I had gone through the book, worn spine and crinkled pages, underlining and bracketing quotes that struck me as lovely, odd, or interesting, but this one was above the rest. The almost magical words of Sacher-Masoch struck me like a blow, a heart strike of sorts. His words throughout the novel Venus in Furs have haunted me in the most wanton of ways. I’ve read this book over and over since April of this year, 2009, and I’ve only fallen deeper in love with it. It is one of the best works I’ve read in my life so far, an underrated underdog of literature, mainly because of it’s taboo content, but that is one reason why I adore it. Sacher-Masoch talks of love in it’s cruelest forms: a woman making a man her absolute love slave, him surrendering all he his to her because of his undying affection for her. This is also where the word masochism derives from, Sacher-Masoch’s name and his popularity from Venus in Furs. The fact this book does talk of such a pure energy love is and how it can destroy the people involved draws me to it. Though I can’t say I’ve experienced what the characters in the novel have, I can only imagine having my own icy Venus to love me cruelly.

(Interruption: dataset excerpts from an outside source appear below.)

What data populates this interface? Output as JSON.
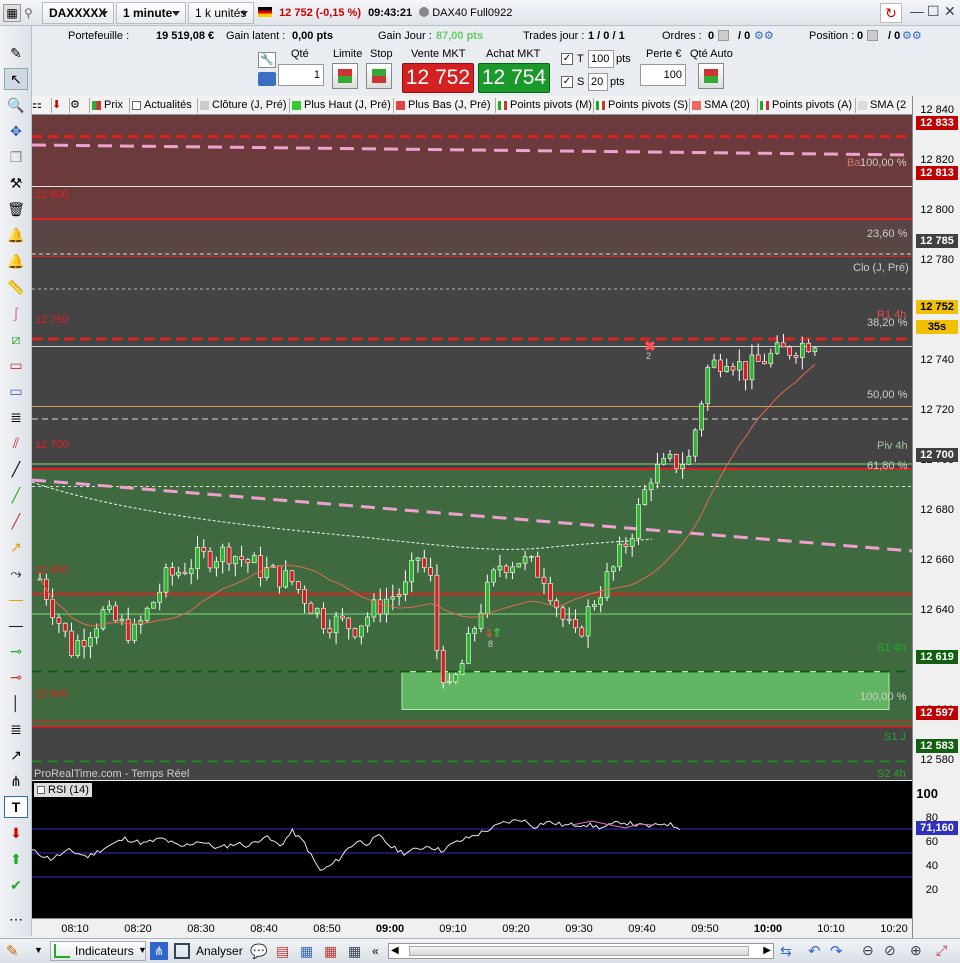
{
  "titlebar": {
    "instrument": "DAXXXXX",
    "timeframe": "1 minute",
    "units": "1 k unités",
    "last_quote": "12 752 (-0,15 %)",
    "time": "09:43:21",
    "contract": "DAX40 Full0922"
  },
  "account": {
    "portfolio_label": "Portefeuille :",
    "portfolio_value": "19 519,08 €",
    "latent_label": "Gain latent :",
    "latent_value": "0,00 pts",
    "day_label": "Gain Jour :",
    "day_value": "87,00 pts",
    "trades_label": "Trades jour :",
    "trades_value": "1 / 0 / 1",
    "orders_label": "Ordres :",
    "orders_value1": "0",
    "orders_value2": "/ 0",
    "position_label": "Position :",
    "position_value1": "0",
    "position_value2": "/ 0"
  },
  "order": {
    "qty_label": "Qté",
    "qty_value": "1",
    "limit_label": "Limite",
    "stop_label": "Stop",
    "sell_label": "Vente MKT",
    "sell_price": "12 752",
    "buy_label": "Achat MKT",
    "buy_price": "12 754",
    "t_label": "T",
    "t_value": "100",
    "s_label": "S",
    "s_value": "20",
    "pts": "pts",
    "loss_label": "Perte €",
    "loss_value": "100",
    "auto_label": "Qté Auto"
  },
  "indicators": [
    {
      "label": "Prix",
      "color": "#c04040"
    },
    {
      "label": "Actualités",
      "color": "#6060a0"
    },
    {
      "label": "Clôture (J, Pré)",
      "color": "#c0c0c0"
    },
    {
      "label": "Plus Haut (J, Pré)",
      "color": "#40a040"
    },
    {
      "label": "Plus Bas (J, Pré)",
      "color": "#d04040"
    },
    {
      "label": "Points pivots (M)",
      "color": "#208020"
    },
    {
      "label": "Points pivots (S)",
      "color": "#208020"
    },
    {
      "label": "SMA (20)",
      "color": "#e06060"
    },
    {
      "label": "Points pivots (A)",
      "color": "#208020"
    },
    {
      "label": "SMA (2",
      "color": "#d0d0d0"
    }
  ],
  "price_axis": {
    "ticks": [
      "12 840",
      "12 820",
      "12 800",
      "12 780",
      "12 760",
      "12 740",
      "12 720",
      "12 700",
      "12 680",
      "12 660",
      "12 640",
      "12 620",
      "12 600",
      "12 580"
    ],
    "boxes": [
      {
        "text": "12 833",
        "color": "#c00000"
      },
      {
        "text": "12 813",
        "color": "#c00000"
      },
      {
        "text": "12 785",
        "color": "#404040"
      },
      {
        "text": "12 752",
        "color": "#f0c000"
      },
      {
        "text": "35s",
        "color": "#f0c000"
      },
      {
        "text": "12 700",
        "color": "#404040"
      },
      {
        "text": "12 619",
        "color": "#106010"
      },
      {
        "text": "12 597",
        "color": "#c00000"
      },
      {
        "text": "12 583",
        "color": "#106010"
      }
    ]
  },
  "chart_labels": {
    "l_12800": "12 800",
    "l_12750": "12 750",
    "l_12700": "12 700",
    "l_12650": "12 650",
    "l_12600": "12 600",
    "fib_100_top": "100,00 %",
    "fib_236": "23,60 %",
    "clo": "Clo (J, Pré)",
    "fib_382": "38,20 %",
    "fib_50": "50,00 %",
    "piv4h": "Piv 4h",
    "fib_618": "61,80 %",
    "s1_4h": "S1 4h",
    "fib_100_bot": "100,00 %",
    "s1_j": "S1 J",
    "s2_4h": "S2 4h",
    "ba": "Ba",
    "r1": "R1 4h",
    "watermark": "ProRealTime.com - Temps Réel",
    "marker_2": "2",
    "marker_8": "8"
  },
  "rsi": {
    "label": "RSI (14)",
    "ticks": [
      "100",
      "80",
      "60",
      "40",
      "20"
    ],
    "box": "71,160"
  },
  "time_axis": [
    "08:10",
    "08:20",
    "08:30",
    "08:40",
    "08:50",
    "09:00",
    "09:10",
    "09:20",
    "09:30",
    "09:40",
    "09:50",
    "10:00",
    "10:10",
    "10:20"
  ],
  "bottombar": {
    "indicators_btn": "Indicateurs",
    "analyse_btn": "Analyser"
  },
  "colors": {
    "buy": "#1a9a2a",
    "sell": "#d42020",
    "up_candle": "#2db52d",
    "down_candle": "#d02020"
  }
}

Though it isn’t as long as War and Peace or as well known as Romeo and Juliet, Venus in Furs has nonetheless made a difference in my life as much as a book can; It awakened a poet in me, a lover, a daydreamer and a romancer. When my eyes met with words on the paper, a beautiful cataclysm was starting to develop in me. Before, I was simply a thinker, and reading Venus was something completely different than all the books past. It was comical, romantic, malicious, and sensual. Sacher-Masoch’s way with words can woo even the most senile audience with it’s plethora of quotes, dialogue and the essence that Sacher-Masoch put in from his own life. Sacher-Masoch was himself in his own life, the role of Severin, the man madly in love with his mistress. Perhaps that element makes it such a powerful book: the author knows exactly what he is writing about, because he himself has experienced such a sadistic fate.

This, above all, is the reason I adore this novel and it has impacted me: The author has taken a chunk of his life and intertwined it with his novel. According to Sylvere Lotringer, “Reality and fantasy aren’t just intertwined, they’re indistinguishable.”

Perhaps this is why it is such a powerful book, it is more an autobiography of Sacher-Masoch’s ‘suprasensualism’ than a fiction novel. The novel has touched me in the oddest of ways: it awakened something inside me, my own ‘suprasensualism.’ I can only hope that this flame, set a fire by Sacher-Masoch, will not be snuffed out by the winds of cold Venus.